Lo schema di base che smuove ancora una volta le fondamenta di Hawkins, Indiana, è in fin dei conti più o meno lo stesso; le novità arrivano non tanto dalla trama principale quanto da tutto il contesto e il contorno d'epoca, dalle opere omaggiate come al solito dai creatori della serie e dalla naturale crescita dei giovani protagonisti che inevitabilmente porta in eredità nuove dinamiche tutte da sviluppare. La più sentita, quella che regalerà le maggiori emozioni agli spettatori di una certa età, sarà il rapporto padre/figlia venutosi a creare tra lo sceriffo Jim Hopper (David Harbour) e Undici (Millie Bobby Brown), rapporto di per sé già complicato da tutti gli eventi contingenti, in più arriva il carico da undici (scusate il gioco di parole) dato dalla prima cotta amorosa della ragazza per Mike (Finn Wolfhard), motivo di preoccupazione e gelosia per il burbero tutore dell'ordine di Hawkins. Sia lo sviluppo delle vicende private dei protagonisti, così come i riferimenti più frivoli, si muovono in direzione sentimentale, abbracciando il lato più romantico presente in molti dei film teen già negli eightees: Dustin (Gaten Matarazzo) torna in città dopo un mese di vacanza paventando una relazione romantica con una certa Suzie, una ragazzina che pare essere addirittura più sexy di Phoebe Cates; Max (Sadie Sink) è ormai parte del gruppo, come se fosse stata con i ragazzi fin dall'inizio, e guida Undici dall'alto della sua esperienza (???) nella relazione con Mike, affermando una posizione femminile predominante, per la gioia del suo boyfriend Lucas (Caleb McLaughlin). Mentre Mike e Lucas si preoccupano delle rispettive cotte adolescenziali, Will si sente sempre più solo, i ragazzi crescono, gli interessi cambiano, nessuno vuole più giocare a D&D, ci sono le ragazze e lui è rimasto un po' più bambino, forse anche a causa degli eventi traumatici visti nelle stagioni precedenti. Per tanti e diversi motivi il gruppo sembra sfaldarsi poco a poco. Anche la serie segue più binari, uno dove i protagonisti sono Dustin, Steve Harrington (Joe Keery), la new entry Robin (Maya Hawke) e l'insopportabile (ma spassosissima) sorellina di Lucas, Erica (Priah Ferguson); un'altra segue il resto del gruppo di ragazzi insieme a Jonathan Byers (Charlie Heaton) e Nancy Wheeler (Natalia Dyer) mentre l'ultima mette sotto i riflettori le peripezie degli adulti.

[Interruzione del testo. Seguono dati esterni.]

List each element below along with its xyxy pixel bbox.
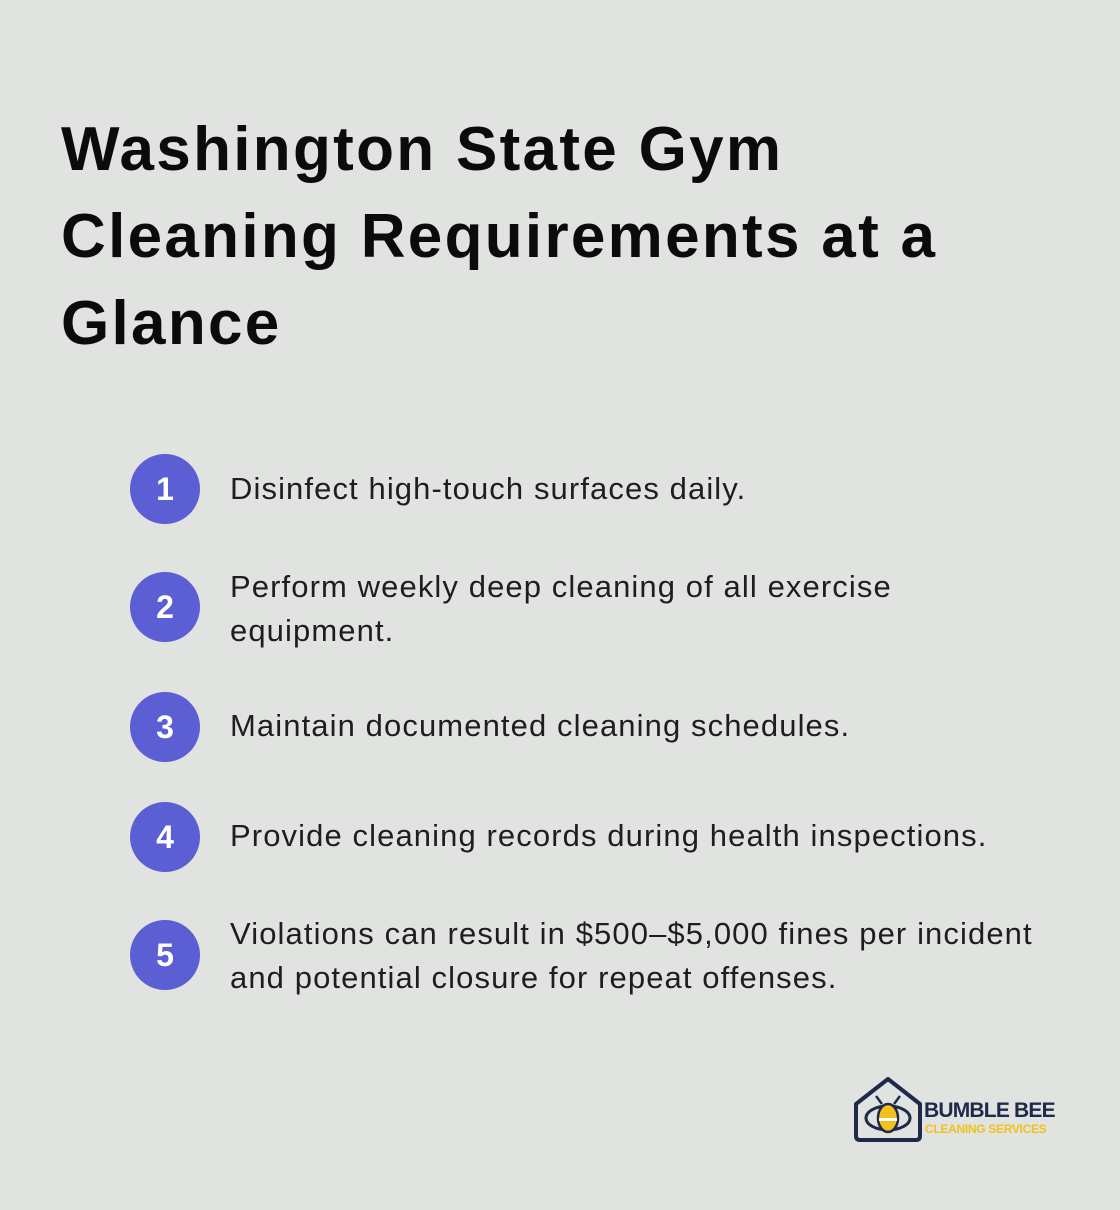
item 4: Provide cleaning records during health inspections.	[230, 818, 987, 853]
item 1: Disinfect high-touch surfaces daily.	[230, 471, 746, 506]
item 5: Violations can result in $500–$5,000 fines per incident	[230, 916, 1033, 951]
title: Cleaning Requirements at a	[61, 202, 937, 271]
item 3: Maintain documented cleaning schedules.	[230, 708, 850, 743]
item 1: 1	[156, 471, 174, 507]
item 5: 5	[156, 937, 174, 973]
logo text: BUMBLE BEE	[924, 1099, 1055, 1122]
logo: CLEANING SERVICES	[925, 1122, 1046, 1136]
item 2: Perform weekly deep cleaning of all exercise	[230, 569, 892, 604]
title: Washington State Gym	[61, 115, 783, 184]
title: Glance	[61, 289, 282, 358]
item 3	[130, 692, 850, 762]
item 1	[130, 454, 746, 524]
item 5	[130, 916, 1033, 995]
title	[61, 115, 937, 358]
item 4: 4	[156, 819, 174, 855]
item 2: 2	[156, 589, 174, 625]
item 2: equipment.	[230, 613, 394, 648]
icon: bee house	[854, 1077, 922, 1142]
item 4	[130, 802, 987, 872]
logo	[854, 1077, 1055, 1142]
item 5: and potential closure for repeat offenses.	[230, 960, 837, 995]
item 2	[130, 569, 892, 648]
item 3: 3	[156, 709, 174, 745]
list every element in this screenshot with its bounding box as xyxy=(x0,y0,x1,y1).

Cambia il lavoro fatto con la fotografia e l'uso dei colori, molto più accesi, giocosi, anche questo aspetto richiama il lato più spensierato degli 80, con abiti, acconciature e accessori molto improbabili (eppure per noi che li abbiamo vissuti...), anche la scelta di mettere al centro della vicenda, oltre all'immancabile laboratorio, un grande centro commerciale, oltre a omaggiare Romero segue quella direzione finora inedita che sposta lievemente tutti i riferimenti (con una capatina nei 90 dalle parti del Mallrats di Kevin Smith?). A livello di contenuti si slitta dal fantastico per ragazzi che ha definito le prime due serie (e comunque sempre presente) all'action di stampo ottantiano e soprattutto all'horror di quegli anni che in questa terza stagione assume un ruolo fondamentale tra le ispirazioni dei Duffer. Oltre agli zombi di Romero infatti si guarda ad Alien, a La cosa, a La casa di Raimi, al classico L'invasione degli ultracorpi e a diversi altri film di genere, sul versante dell'azione pura si sottolinea il clima da Guerra Fredda con il nemico russo, il contrasto tra capitalismo e comunismo, l'avversario inarrestabile in stile Terminator, il tutto sempre in bilico tra dinamismo e ironia. Sul versante puramente horror si preme un poco l'acceleratore su quegli che sono gli schemi del genere, inseguimenti nei corridoi d'ospedale, scioglimento di corpi, lacerazioni all'arma bianca e qualche scena un po' più cruda che su qualche ragazzino un po' più d'effetto potrebbe anche farlo (mia figlia ad esempio qualche passaggio con gli occhi chiusi l'ha fatto).
Si perde un po' di vista il Sottosopra, i mostri sono sul nostro lato dell'esistenza, la storia diverte e si guarda che è un piacere anche se non si distingue per originalità, però i personaggi evolvono, crescono e sono scritti molto bene, la stagione è compatta seppur il gruppo non è quasi mai tutto unito, l'esperienza è ancora di alto livello e regala almeno una sequenza magnificamente divertente, il momento migliore della stagione che unisce l'aspetto più nostalgico a quello cazzaro mettendo al centro quello che alla fine è il vero idolo di Stranger Things un po' per tutti (e voi sapete chi è). Nostalgia, sentimento, azione, divertimento, tensione, c'è davvero un po' di tutto e tutto è nel giusto equilibrio. Sembra quasi certo si vada avanti, io non aspetto altro che tornare tra le strade di quella piccola grande cittadini che è Hawkins, Indiana con la speranza di poterci incontrare anche chi da quella cittadina è ormai andato via.